What most people call a PCI bus is in fact a tree of PCI buses. The
root is the host-to-PCI bridge/s (there may be multiple) where PCI bus
0 is dangling off. Desktop mobos with AGP have at least 2 buses (the
AGP bus is sitting behind a PCI-to-AGP bridge). Today, there are often
3 buses, PCI bus 0 is implemented as the HubLink (Intel), VLink (VIA),
HyperTransport Channel (AMD, Nvidia), etc. and the "PCI BUS" visible to
the user as actual slots is PCI bus 1. Think of the PCI bus tree as a
directory tree, with non-bridge functions as regular files, and bridge
functions as subdirectories.

While it's pretty easy to route memory or IO space transactions up and
down the tree from source to target, this doesn't hold true for
configuration space transactions. There are special configuration space
transaction types defined on a single PCI bus which PCI functions
respond to, but the decoding if a particular config cycle has to take
place on a given PCI bus has to be done by the bridge where the bus
originates from. If so, a different signalling takes place for local
config cycles (type 1 IIRC). All other configuration cycles need to be
routed to the proper bridge function (by type 2 config cycles), and to
do that you need a window of PCI bus numbers which are routed "down" to
subordinate PCI buses by a PCI-to-anything bridge. So what't required:

1) the number of the "upper" PCI bus a bridge sits on (primary bus)
2) the number of the "lower" PCI bus "behind" a bridge (secondary bus)
3) the highest PCI bus number "behind" a bridge (subordinate bus)

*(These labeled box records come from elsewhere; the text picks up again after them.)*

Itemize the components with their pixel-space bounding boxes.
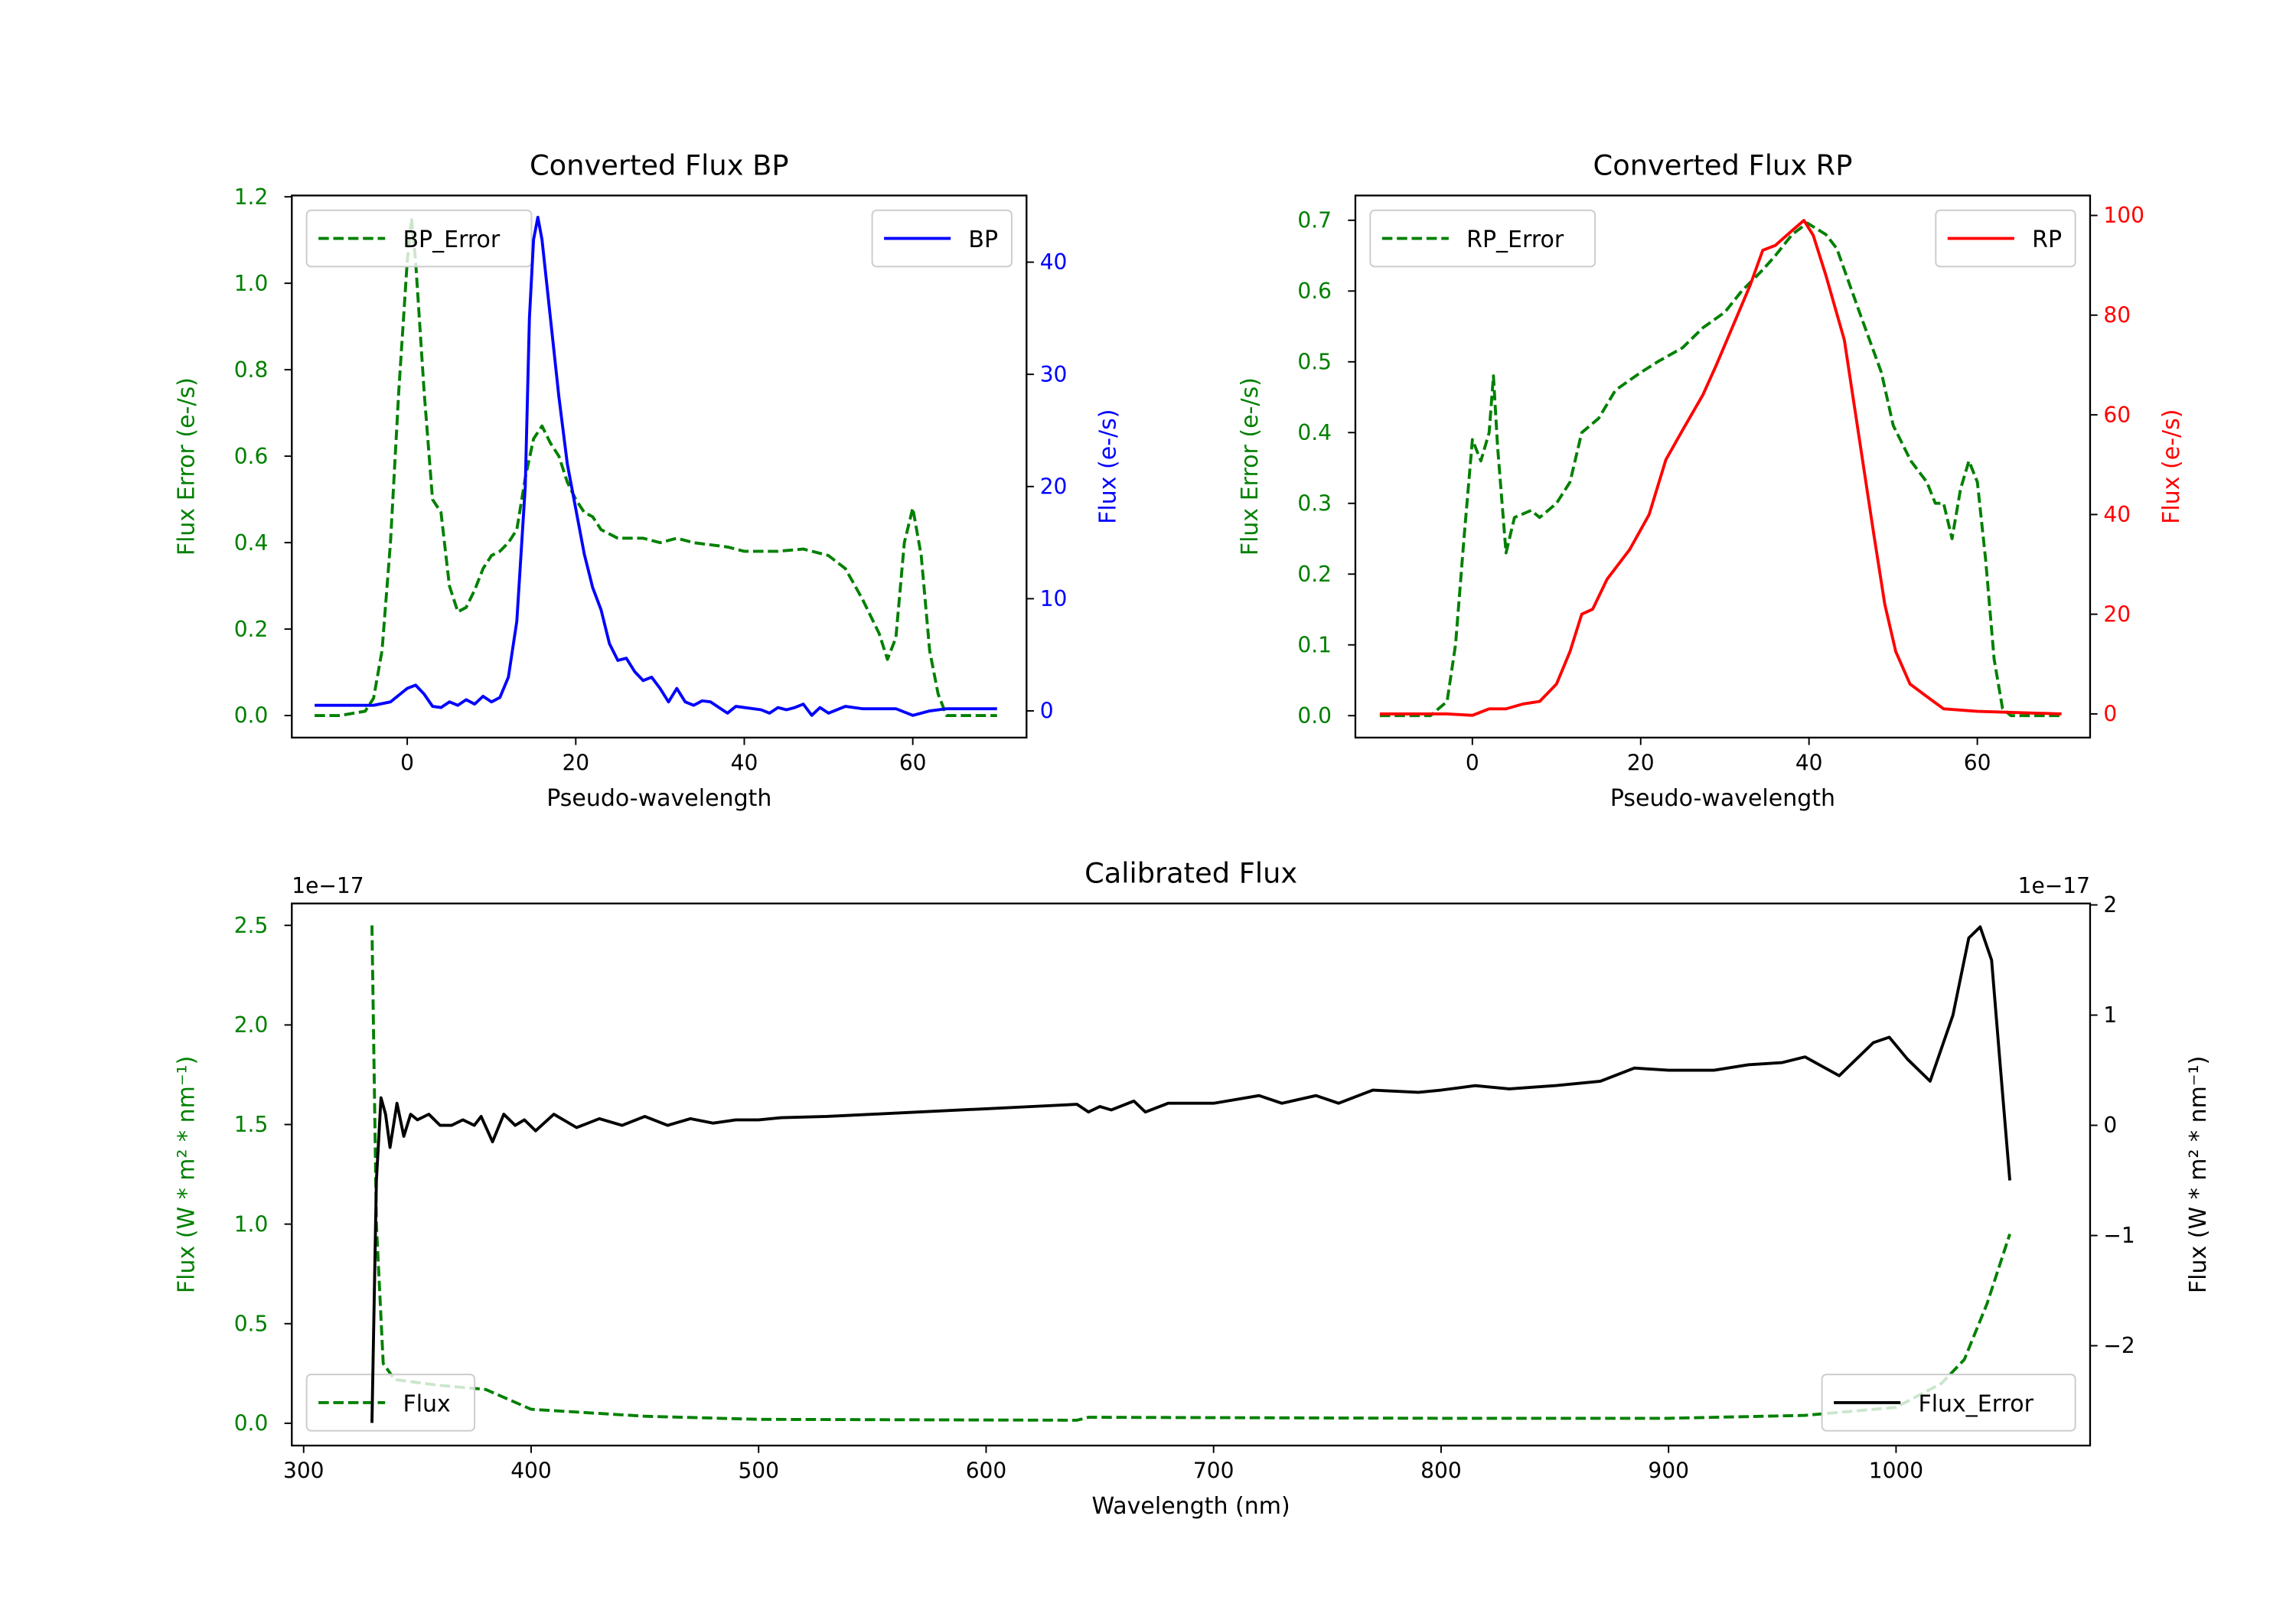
y-right-tick-label: 30 bbox=[1040, 362, 1068, 387]
y-right-tick-label: 0 bbox=[2103, 702, 2117, 727]
y-left-tick-label: 0.8 bbox=[234, 357, 269, 383]
chart-title: Calibrated Flux bbox=[1084, 857, 1297, 890]
x-tick-label: 60 bbox=[1964, 750, 1991, 775]
y-left-axis-label: Flux Error (e-/s) bbox=[174, 377, 201, 556]
y-left-tick-label: 0.0 bbox=[234, 1411, 269, 1436]
x-tick-label: 20 bbox=[1627, 750, 1655, 775]
y-right-tick-label: 40 bbox=[2103, 502, 2131, 527]
legend-frame bbox=[1821, 1374, 2076, 1432]
y-right-axis-label: Flux (e-/s) bbox=[2158, 409, 2185, 524]
legend-frame bbox=[305, 1374, 476, 1432]
x-tick-label: 60 bbox=[899, 750, 927, 775]
chart-title: Converted Flux RP bbox=[1593, 148, 1853, 181]
legend-flux: Flux_Error bbox=[1821, 1374, 2076, 1432]
y-left-tick-label: 0.3 bbox=[1297, 491, 1332, 516]
chart-calibrated-flux: Calibrated Flux 300 400 500 600 700 800 900 1000… bbox=[174, 857, 2212, 1521]
y-left-tick-label: 0.2 bbox=[234, 617, 269, 642]
axes-frame bbox=[291, 902, 2092, 1447]
y-left-tick-label: 0.5 bbox=[1297, 349, 1332, 374]
series-line-rp-error bbox=[1379, 221, 2062, 718]
y-left-tick-label: 0.4 bbox=[1297, 420, 1332, 445]
x-tick-label: 0 bbox=[1466, 750, 1479, 775]
x-tick-label: 900 bbox=[1648, 1459, 1689, 1484]
x-tick-label: 40 bbox=[731, 750, 758, 775]
y-right-tick-label: 1 bbox=[2103, 1002, 2117, 1028]
x-tick-label: 0 bbox=[400, 750, 414, 775]
y-left-tick-label: 0.5 bbox=[234, 1311, 269, 1336]
x-tick-label: 700 bbox=[1193, 1459, 1234, 1484]
legend-label: BP bbox=[968, 227, 998, 253]
y-right-tick-label: 40 bbox=[1040, 249, 1068, 275]
y-left-tick-label: 0.6 bbox=[234, 444, 269, 469]
series-line-bp bbox=[315, 215, 997, 717]
x-axis-label: Pseudo-wavelength bbox=[546, 785, 771, 812]
y-left-tick-label: 1.0 bbox=[234, 271, 269, 296]
x-tick-label: 20 bbox=[562, 750, 589, 775]
y-right-tick-label: 100 bbox=[2103, 203, 2144, 228]
series-line-rp bbox=[1379, 219, 2062, 717]
x-tick-label: 500 bbox=[738, 1459, 779, 1484]
y-right-tick-label: 2 bbox=[2103, 892, 2117, 918]
legend-label: RP_Error bbox=[1466, 227, 1564, 253]
x-tick-label: 1000 bbox=[1869, 1459, 1923, 1484]
x-tick-label: 300 bbox=[283, 1459, 325, 1484]
y-right-offset-text: 1e−17 bbox=[2018, 873, 2090, 898]
legend-label: Flux bbox=[403, 1391, 450, 1418]
x-axis-label: Wavelength (nm) bbox=[1092, 1493, 1290, 1520]
chart-title: Converted Flux BP bbox=[530, 148, 789, 181]
y-left-axis-label: Flux (W * m² * nm⁻¹) bbox=[174, 1056, 201, 1293]
y-left-tick-label: 0.4 bbox=[234, 530, 269, 556]
axes-frame bbox=[1354, 194, 2092, 739]
x-axis-label: Pseudo-wavelength bbox=[1610, 785, 1835, 812]
y-right-tick-label: −2 bbox=[2103, 1333, 2135, 1358]
y-right-tick-label: 20 bbox=[2103, 601, 2131, 627]
legend-bp-error: BP_Error bbox=[305, 209, 533, 268]
y-left-tick-label: 1.2 bbox=[234, 184, 269, 210]
y-right-tick-label: 20 bbox=[1040, 474, 1068, 499]
y-left-tick-label: 1.5 bbox=[234, 1112, 269, 1137]
y-left-offset-text: 1e−17 bbox=[292, 873, 364, 898]
legend-rp: RP bbox=[1935, 209, 2076, 268]
y-right-tick-label: 0 bbox=[1040, 699, 1054, 724]
y-left-tick-label: 0.6 bbox=[1297, 279, 1332, 304]
legend-bp: BP bbox=[871, 209, 1013, 268]
legend-rp-error: RP_Error bbox=[1369, 209, 1596, 268]
y-left-axis-label: Flux Error (e-/s) bbox=[1237, 377, 1264, 556]
y-right-tick-label: 10 bbox=[1040, 586, 1068, 611]
legend-label: Flux_Error bbox=[1918, 1391, 2033, 1418]
chart-converted-flux-bp: Converted Flux BP 0 20 40 60 Pseudo-wavelengt… bbox=[174, 148, 1122, 812]
y-left-tick-label: 2.0 bbox=[234, 1012, 269, 1038]
y-left-tick-label: 1.0 bbox=[234, 1211, 269, 1237]
y-right-tick-label: 60 bbox=[2103, 403, 2131, 428]
y-right-tick-label: −1 bbox=[2103, 1223, 2135, 1248]
x-tick-label: 40 bbox=[1795, 750, 1823, 775]
legend-frame bbox=[305, 209, 533, 268]
y-left-tick-label: 2.5 bbox=[234, 913, 269, 938]
y-right-axis-label: Flux (e-/s) bbox=[1094, 409, 1121, 524]
y-left-tick-label: 0.0 bbox=[234, 703, 269, 729]
legend-flux-error: Flux bbox=[305, 1374, 476, 1432]
x-tick-label: 400 bbox=[510, 1459, 552, 1484]
axes-frame bbox=[291, 194, 1028, 739]
y-left-tick-label: 0.1 bbox=[1297, 632, 1332, 657]
y-left-tick-label: 0.2 bbox=[1297, 562, 1332, 587]
y-right-tick-label: 0 bbox=[2103, 1113, 2117, 1138]
legend-label: RP bbox=[2032, 227, 2062, 253]
y-right-tick-label: 80 bbox=[2103, 302, 2131, 328]
series-line-flux bbox=[370, 925, 2011, 1423]
x-tick-label: 600 bbox=[966, 1459, 1007, 1484]
y-right-axis-label: Flux (W * m² * nm⁻¹) bbox=[2185, 1056, 2212, 1293]
x-tick-label: 800 bbox=[1420, 1459, 1462, 1484]
legend-label: BP_Error bbox=[403, 227, 500, 253]
chart-converted-flux-rp: Converted Flux RP 0 20 40 60 Pseudo-wavelengt… bbox=[1237, 148, 2185, 812]
y-left-tick-label: 0.0 bbox=[1297, 703, 1332, 729]
y-left-tick-label: 0.7 bbox=[1297, 208, 1332, 233]
legend-frame bbox=[1369, 209, 1596, 268]
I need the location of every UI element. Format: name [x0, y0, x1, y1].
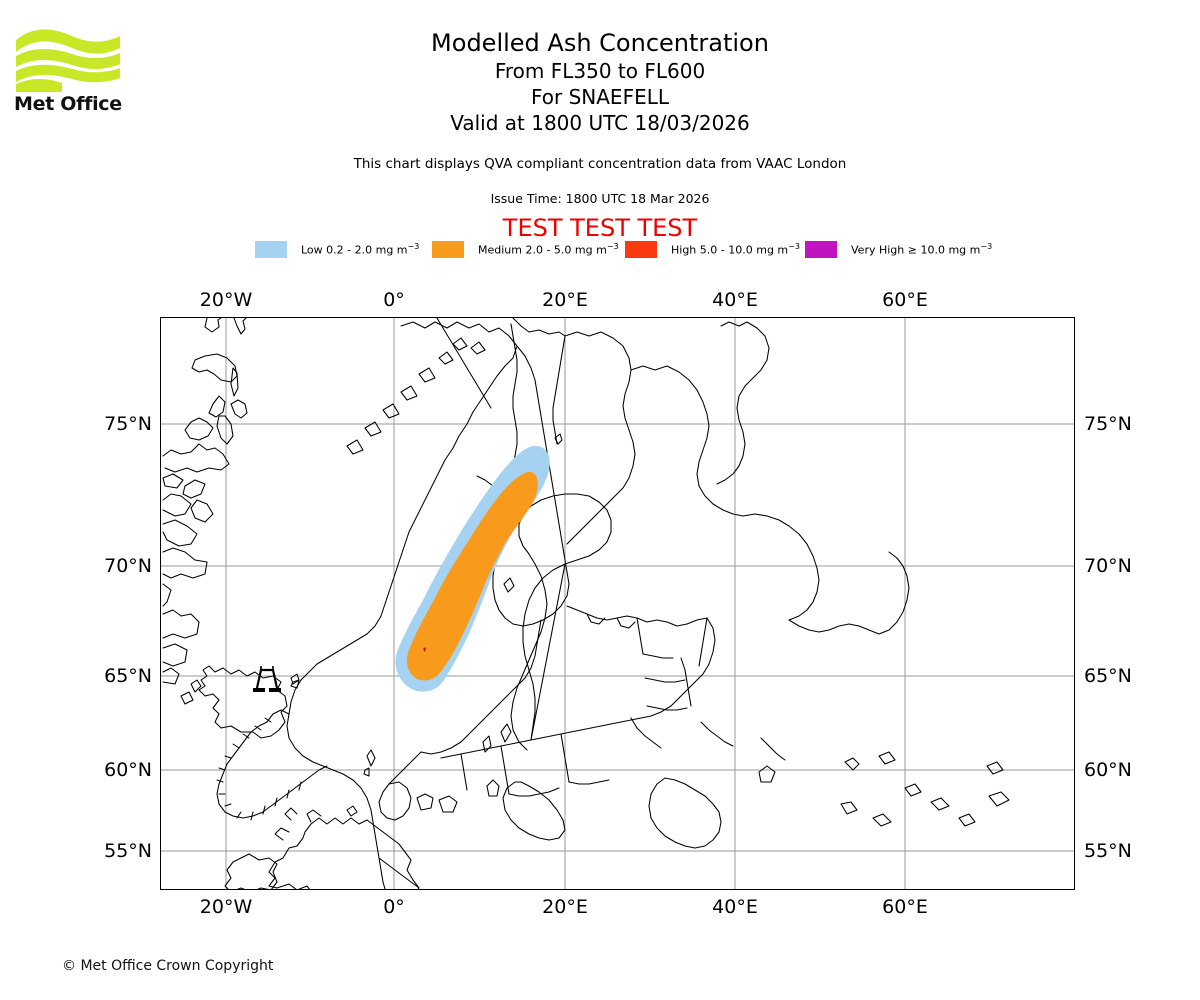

2) and 3) combined define the window of PCI bus numbers dangling off a
particular bridge, and configuration cycles to these PCI buses has a
bridge to forward down from upper PCI buses. The same is true in the
opposite direction: config cycles originating from a lower bus (with a
higher number) needs to be forwarded to upper buses except for the PCI
bus the bridge itself sits on; in this case the bridge has to translate
the routable type 2 config cycles into non-routable type 1 config
cycles which non-bridge PCI functions respond to.

Remember this scheme relies on a strong ordering of PCI bus numbers!

Thus, to make a long story short: without a proper PCI bus number
window setup you can't configure PCI/AGP/Cardbus devices behind the
bridge.

Ciao,
  Dani

PS: I wish you all A Happy New Year!